Well it seems the music industry is now worried about digital and satellite radio, and the ability to make copies of songs heard through radio streams. From the CNET Article:
"At issue are new devices that can record and save high-quality digital copies of tunes as they're being broadcast by these new networks. Recording executives are worried that consumers might increasingly opt to make such copies instead of purchasing the music on a commercial CD or from a download store like Apple Computer's iTunes."
"For now, the most pressing issues focus on whether digital broadcasts can be legally recorded and archived. For instance, a new device from Sirius radio called the S50 lets people save individual songs. Sirius and the RIAA are in negotiations over this device.
XM Satellite Radio pulled a PC-based radio receiver from the market last year over music-copying concerns, and the company says none of its devices can now be used to transfer and store content on a computer.
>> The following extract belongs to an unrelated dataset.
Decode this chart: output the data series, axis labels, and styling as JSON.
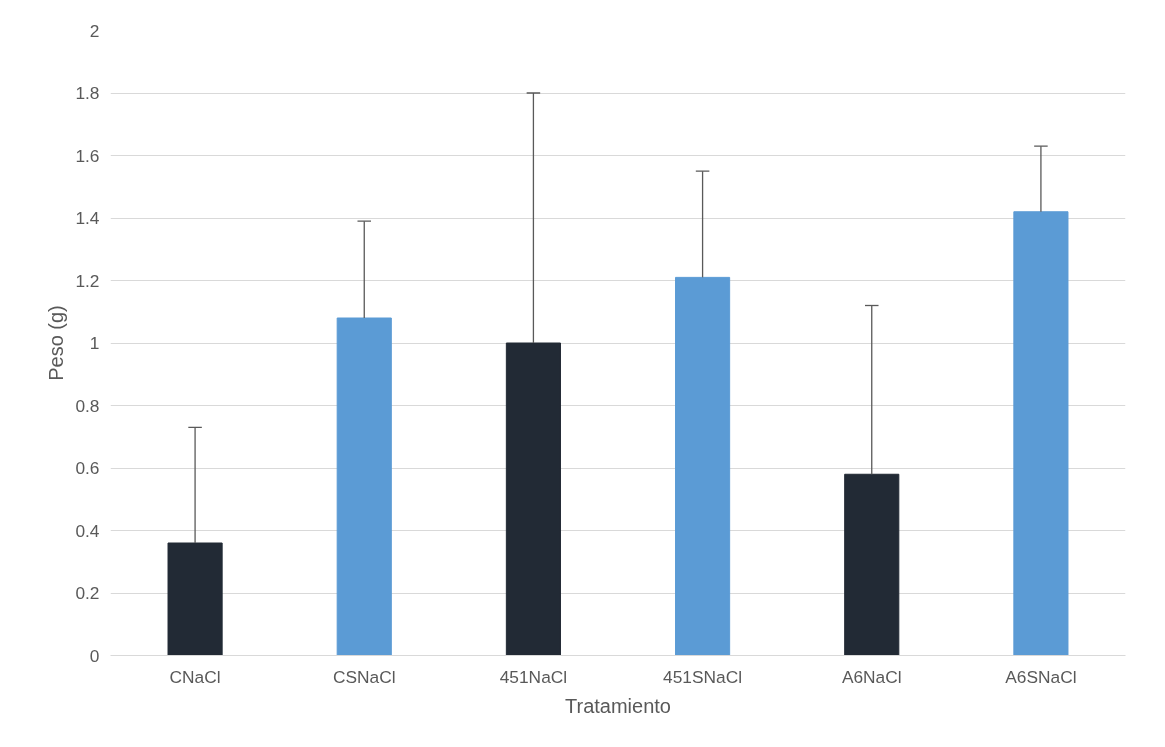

XM says it is happy to continue talking to the record industry about its products.
"The year 2006 will be one of negotiation between satellite radio and the music industry," said XM spokesman Nathaniel Brown. "Music is an important partner for XM, and we look forward to continuing our discussions with them in hopes of arriving at a business solution that fits everyone."
Similarly, radio broadcasters are worried about RIAA proposals to change the way digital radio is sent over the air. Labels have proposed several ideas, ranging from a "broadcast flag"-like marker in digital broadcasts, which would prevent recordings from being traded online, to wholesale encryption of radio streams to prevent recording."
This will be an interesting debate to follow. I know I have recorded shows before that are streamed, and there are several programs around ( as I am sure any true audio addict knows all ready), to aid you in editing as needed. It may be the music industry worrying at the moment, but this could potentially effect anyone who has a radio show streamed on the web or satellite.